Published: 19 July 2006

Abstract

Introduction

The potential of applying data analysis tools to microarray data for diagnosis and prognosis is illustrated on the recent breast cancer dataset of van 't Veer and coworkers. We re-examine that dataset using the novel technique of logical analysis of data (LAD), with the double objective of discovering patterns characteristic for cases with good or poor outcome, using them for accurate and justifiable predictions; and deriving novel information about the role of genes, the existence of special classes of cases, and other factors.

Method

Data were analyzed using the combinatorics and optimization-based method of LAD, recently shown to provide highly accurate diagnostic and prognostic systems in cardiology, cancer proteomics, hematology, pulmonology, and other disciplines.

Results

LAD identified a subset of 17 of the 25,000 genes, capable of fully distinguishing between patients with poor, respectively good prognoses.
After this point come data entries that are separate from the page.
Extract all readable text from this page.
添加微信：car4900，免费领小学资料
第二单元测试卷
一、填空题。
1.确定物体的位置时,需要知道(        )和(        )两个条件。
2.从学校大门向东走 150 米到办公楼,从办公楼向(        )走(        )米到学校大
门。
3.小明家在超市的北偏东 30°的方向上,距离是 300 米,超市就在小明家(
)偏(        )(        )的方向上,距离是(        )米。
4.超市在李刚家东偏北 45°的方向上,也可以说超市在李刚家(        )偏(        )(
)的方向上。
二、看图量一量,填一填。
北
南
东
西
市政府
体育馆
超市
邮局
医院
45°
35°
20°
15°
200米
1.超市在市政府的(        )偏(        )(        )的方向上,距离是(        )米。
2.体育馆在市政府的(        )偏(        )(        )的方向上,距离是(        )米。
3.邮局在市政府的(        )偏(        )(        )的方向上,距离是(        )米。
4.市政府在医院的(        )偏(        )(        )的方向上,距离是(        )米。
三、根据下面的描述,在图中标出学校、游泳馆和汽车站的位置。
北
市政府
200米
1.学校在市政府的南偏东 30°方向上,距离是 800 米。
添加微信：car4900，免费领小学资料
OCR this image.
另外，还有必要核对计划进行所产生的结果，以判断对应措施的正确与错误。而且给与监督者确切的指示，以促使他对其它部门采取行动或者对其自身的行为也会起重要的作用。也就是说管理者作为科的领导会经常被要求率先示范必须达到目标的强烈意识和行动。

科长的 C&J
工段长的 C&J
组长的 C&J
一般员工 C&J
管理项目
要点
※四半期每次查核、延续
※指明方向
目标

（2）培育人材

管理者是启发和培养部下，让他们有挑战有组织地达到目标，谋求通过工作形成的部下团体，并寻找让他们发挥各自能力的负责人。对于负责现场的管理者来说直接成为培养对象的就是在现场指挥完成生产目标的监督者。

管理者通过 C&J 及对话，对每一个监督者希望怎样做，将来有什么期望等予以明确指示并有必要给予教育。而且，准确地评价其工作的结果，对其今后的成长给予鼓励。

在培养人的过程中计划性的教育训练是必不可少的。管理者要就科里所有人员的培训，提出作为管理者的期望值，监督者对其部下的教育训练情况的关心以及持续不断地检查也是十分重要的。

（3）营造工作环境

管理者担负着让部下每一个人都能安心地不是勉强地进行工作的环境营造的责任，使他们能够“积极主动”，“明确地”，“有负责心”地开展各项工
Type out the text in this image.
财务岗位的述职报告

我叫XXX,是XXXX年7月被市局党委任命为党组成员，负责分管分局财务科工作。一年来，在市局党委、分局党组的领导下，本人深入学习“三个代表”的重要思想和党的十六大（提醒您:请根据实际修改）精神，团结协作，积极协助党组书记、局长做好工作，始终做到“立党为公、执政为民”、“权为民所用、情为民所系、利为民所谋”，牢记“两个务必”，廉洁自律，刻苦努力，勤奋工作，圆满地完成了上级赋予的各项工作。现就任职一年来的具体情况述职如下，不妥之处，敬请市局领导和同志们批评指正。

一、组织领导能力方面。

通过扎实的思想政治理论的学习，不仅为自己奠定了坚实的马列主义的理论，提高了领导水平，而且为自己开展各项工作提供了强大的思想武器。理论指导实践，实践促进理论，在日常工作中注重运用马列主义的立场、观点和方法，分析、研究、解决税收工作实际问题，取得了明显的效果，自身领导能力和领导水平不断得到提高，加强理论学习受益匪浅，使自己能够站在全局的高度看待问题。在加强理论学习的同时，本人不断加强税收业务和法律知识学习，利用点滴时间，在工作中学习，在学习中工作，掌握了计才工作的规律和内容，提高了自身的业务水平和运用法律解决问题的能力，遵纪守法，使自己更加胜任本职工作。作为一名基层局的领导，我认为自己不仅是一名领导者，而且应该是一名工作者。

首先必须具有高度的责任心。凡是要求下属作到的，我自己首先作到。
An extensive list of 'patterns' or 'combinatorial biomarkers' (that is, combinations of genes and limitations on their expression levels) was generated, and 40 patterns were used to create a prognostic system, shown to have 100% and 92.9% weighted accuracy on the training and test sets, respectively. The prognostic system uses fewer genes than other methods, and has similar or better accuracy than those reported in other studies. Out of the 17 genes identified by LAD, three (respectively, five) were shown to play a significant role in determining poor (respectively, good) prognosis. Two new classes of patients (described by similar sets of covering patterns, gene expression ranges, and clinical features) were discovered. As a by-product of the study, it is shown that the training and the test sets of van 't Veer have differing characteristics.

Conclusion

The study shows that LAD provides an accurate and fully explanatory prognostic system for breast cancer using genomic data (that is, a system that, in addition to predicting good or poor prognosis, provides an individualized explanation of the reasons for that prognosis for each patient). Moreover, the LAD model provides valuable insights into the roles of individual and combinatorial biomarkers, allows the discovery of new classes of patients, and generates a vast library of biomedical research hypotheses.